Consider the stunning parallels between the contest for the Democratic Party presidential nomination in 2008 and the same contest 40 years earlier in 1968, which ended in a party divided. Both contests feature insurgent political campaigns, and the catalyst for the insurgency in both cases is opposition to an unpopular and misconceived war: in 2008 in Iraq, in 1968 in Vietnam.
In both contests, there are senators from Midwestern states: in 2008, Barack Obama from Illinois; in 1968, Eugene McCarthy from Minnesota. Both candidates denounce the usual ways of doing business in Washington and call for a new politics.
Both campaigns draw millions of younger voters to embrace political activism. The masses of young people flocking to Obama recall the hordes of students who became "clean for Gene" and canvassed door-to-door for McCarthy in the early 1968 primaries in New Hampshire and Wisconsin.
Moreover, both draw tens of thousands of supporters to their public events. During the summer of 1968, leading up to the August Democratic convention in Chicago, McCarthy spoke to crowds of 15,000 in downtown Pittsburgh, 30,000 at Look Park in Houston, Texas, and 50,000 at Fenway Park in Boston.
There are of course, differences. While Obama is a consistently inspiring speaker, McCarthy was an uneven performer, even though his earlier speech at the 1960 Democratic convention, nominating Adlai Stevenson for president, is one of the great political orations in American history. Obama is a newcomer to Washington, having served only two years in the Senate before beginning his presidential quest, while McCarthy served in the U.S. Congress for two decades, first in the House and later the Senate, before running for president.
In 1968, after President Lyndon B. Johnson eked out a narrow win over McCarthy in New Hampshire, either McCarthy or the other anti-Vietnam War candidate, Sen. Robert F. Kennedy, won every remaining primary, except for two states, Florida and Ohio, that voted for favorite sons. Yet, when the Democrats met in Chicago in 1968 to nominate a candidate for president, after LBJ had withdrawn in March and RFK was assassinated in June, they chose Hubert H. Humphrey, Johnson's vice president. Humphrey had not entered, let alone won, a single Democratic primary contest.
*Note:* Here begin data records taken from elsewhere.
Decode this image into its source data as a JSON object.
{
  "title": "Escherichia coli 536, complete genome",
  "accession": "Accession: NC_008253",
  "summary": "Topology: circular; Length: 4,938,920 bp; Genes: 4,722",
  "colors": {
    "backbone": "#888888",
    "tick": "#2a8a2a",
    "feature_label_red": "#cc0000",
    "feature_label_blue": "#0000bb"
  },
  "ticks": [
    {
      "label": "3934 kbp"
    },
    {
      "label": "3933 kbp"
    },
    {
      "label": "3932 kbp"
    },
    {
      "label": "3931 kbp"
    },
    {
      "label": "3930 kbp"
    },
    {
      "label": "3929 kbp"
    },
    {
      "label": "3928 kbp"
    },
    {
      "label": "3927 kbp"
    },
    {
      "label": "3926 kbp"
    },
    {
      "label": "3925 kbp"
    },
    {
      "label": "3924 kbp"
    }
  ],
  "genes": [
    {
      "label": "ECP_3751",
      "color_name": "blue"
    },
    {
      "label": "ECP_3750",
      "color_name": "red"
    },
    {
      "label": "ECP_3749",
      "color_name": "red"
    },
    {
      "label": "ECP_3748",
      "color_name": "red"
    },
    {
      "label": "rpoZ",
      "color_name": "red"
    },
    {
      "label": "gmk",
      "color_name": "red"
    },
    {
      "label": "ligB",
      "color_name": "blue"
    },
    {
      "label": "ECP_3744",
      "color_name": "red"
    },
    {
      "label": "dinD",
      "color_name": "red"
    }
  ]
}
The reason for Humphrey's convention victory was that a majority of the convention delegates were unelected, and it was these unelected delegates who determined the outcome. The result was a Democratic Party split asunder. This split between anti-Vietnam War Democrats and pro-Vietnam War Humphrey Democrats helped elect the 1968 Republican presidential candidate, Richard Nixon.
The past is not necessarily prologue. Yet 40 years later, the Democratic Party faces the possibility of another self-defeating split caused by the selection of the less-popular presidential candidate by unelected convention delegates.
In 2008, superdelegates, who are unelected, have the power to determine the Democratic presidential candidate. Obama has won more votes, more elected delegates, and more states than his principal opponent, Sen. Hillary Clinton, has. The latest national polls show Democrats preferring Obama over Clinton and Obama with a better chance of defeating the presumptive Republican nominee, Sen. John McCain.
These 2008 superdelegates, like the unelected delegates in 1968, once again could split the party and help elect a Republican. If the Democratic nominating convention rejects the will of the Democratic primary voters, the risks of electing the Republican candidate may be just as grave in 2008 as they were in 1968.